Making the decision to put her down was awful. But it was the right thing to do. Her mind was still sharp….She was still herself, but her body was failing her, and failing her quickly. So rather than risk her really hurting herself in one of her falls, or worse, having her die alone in an empty house, I held her in my arms and let her go.
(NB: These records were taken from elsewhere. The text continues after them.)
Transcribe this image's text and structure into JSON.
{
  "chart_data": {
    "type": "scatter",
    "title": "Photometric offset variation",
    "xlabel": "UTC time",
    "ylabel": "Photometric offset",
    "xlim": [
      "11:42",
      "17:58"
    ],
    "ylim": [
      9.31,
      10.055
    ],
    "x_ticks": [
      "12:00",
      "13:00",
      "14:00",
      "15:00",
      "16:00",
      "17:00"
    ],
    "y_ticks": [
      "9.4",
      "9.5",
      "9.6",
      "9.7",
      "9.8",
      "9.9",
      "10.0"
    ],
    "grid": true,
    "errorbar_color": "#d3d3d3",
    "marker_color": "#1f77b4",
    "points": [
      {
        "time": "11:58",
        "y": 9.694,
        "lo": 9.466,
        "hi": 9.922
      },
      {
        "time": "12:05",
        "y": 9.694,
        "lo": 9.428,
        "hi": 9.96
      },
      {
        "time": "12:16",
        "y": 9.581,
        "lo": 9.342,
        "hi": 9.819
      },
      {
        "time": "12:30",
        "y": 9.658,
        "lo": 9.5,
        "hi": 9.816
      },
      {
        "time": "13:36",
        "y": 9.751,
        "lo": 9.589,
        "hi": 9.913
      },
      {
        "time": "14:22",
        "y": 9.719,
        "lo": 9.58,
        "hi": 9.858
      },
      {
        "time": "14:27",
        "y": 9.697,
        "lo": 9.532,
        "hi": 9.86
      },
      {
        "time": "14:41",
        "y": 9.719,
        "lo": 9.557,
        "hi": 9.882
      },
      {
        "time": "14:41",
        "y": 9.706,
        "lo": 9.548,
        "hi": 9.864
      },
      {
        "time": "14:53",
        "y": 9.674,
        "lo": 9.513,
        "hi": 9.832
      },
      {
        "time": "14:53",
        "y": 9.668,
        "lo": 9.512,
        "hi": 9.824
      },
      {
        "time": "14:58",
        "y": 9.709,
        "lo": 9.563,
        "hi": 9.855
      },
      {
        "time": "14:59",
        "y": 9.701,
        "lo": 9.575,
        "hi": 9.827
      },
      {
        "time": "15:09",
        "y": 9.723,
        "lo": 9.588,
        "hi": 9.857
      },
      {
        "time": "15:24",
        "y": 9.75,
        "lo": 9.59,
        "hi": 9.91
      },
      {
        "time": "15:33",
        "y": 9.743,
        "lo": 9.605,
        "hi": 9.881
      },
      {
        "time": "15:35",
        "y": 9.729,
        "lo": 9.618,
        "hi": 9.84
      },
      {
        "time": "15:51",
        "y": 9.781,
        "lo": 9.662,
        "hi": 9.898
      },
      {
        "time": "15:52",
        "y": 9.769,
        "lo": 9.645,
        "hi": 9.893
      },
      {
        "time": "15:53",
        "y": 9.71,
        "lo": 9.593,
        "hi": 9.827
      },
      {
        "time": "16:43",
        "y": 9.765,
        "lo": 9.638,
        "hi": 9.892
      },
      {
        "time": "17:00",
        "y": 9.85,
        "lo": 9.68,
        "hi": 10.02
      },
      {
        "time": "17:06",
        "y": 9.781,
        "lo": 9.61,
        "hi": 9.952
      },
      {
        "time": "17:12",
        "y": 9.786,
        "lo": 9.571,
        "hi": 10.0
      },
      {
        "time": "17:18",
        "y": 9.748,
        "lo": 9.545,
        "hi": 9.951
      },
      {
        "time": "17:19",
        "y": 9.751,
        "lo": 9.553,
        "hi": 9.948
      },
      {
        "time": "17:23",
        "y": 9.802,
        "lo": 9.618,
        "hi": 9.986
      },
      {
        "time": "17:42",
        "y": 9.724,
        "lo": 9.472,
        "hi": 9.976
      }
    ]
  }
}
And with nearly 2,900 words, I feel like I’m short-changing her story. There were so many funny moments that ended up being a 15-year running joke. Me singing Hendrix’s “Foxy Lady” to her and substituting her name. The story of how Katie started calling her “Fooz”. Katie and I singing Aqua’s “Barbie Girl” but making it “Roxy Girl”. How she’d plop down on her back right up to last week so that I’d scratch her belly and she’d lick my nose. The thousands of hours spent snuggled up on the sofa or in the bed.
She’s the best dog I’ve ever had, and her absence leaves a vacuum in my life. In the coming days I’ll have to go around the house and collect her beds and her food and water bowl. And over time her scent will fade, and her presence here will be nothing more than memories. But they’re good memories. She lived a good, happy, full life. She was surrounded by people and other dogs who loved her. There’s no doubt in my mind that she knew how I felt, and there’s no doubt in my mind about how she felt about me.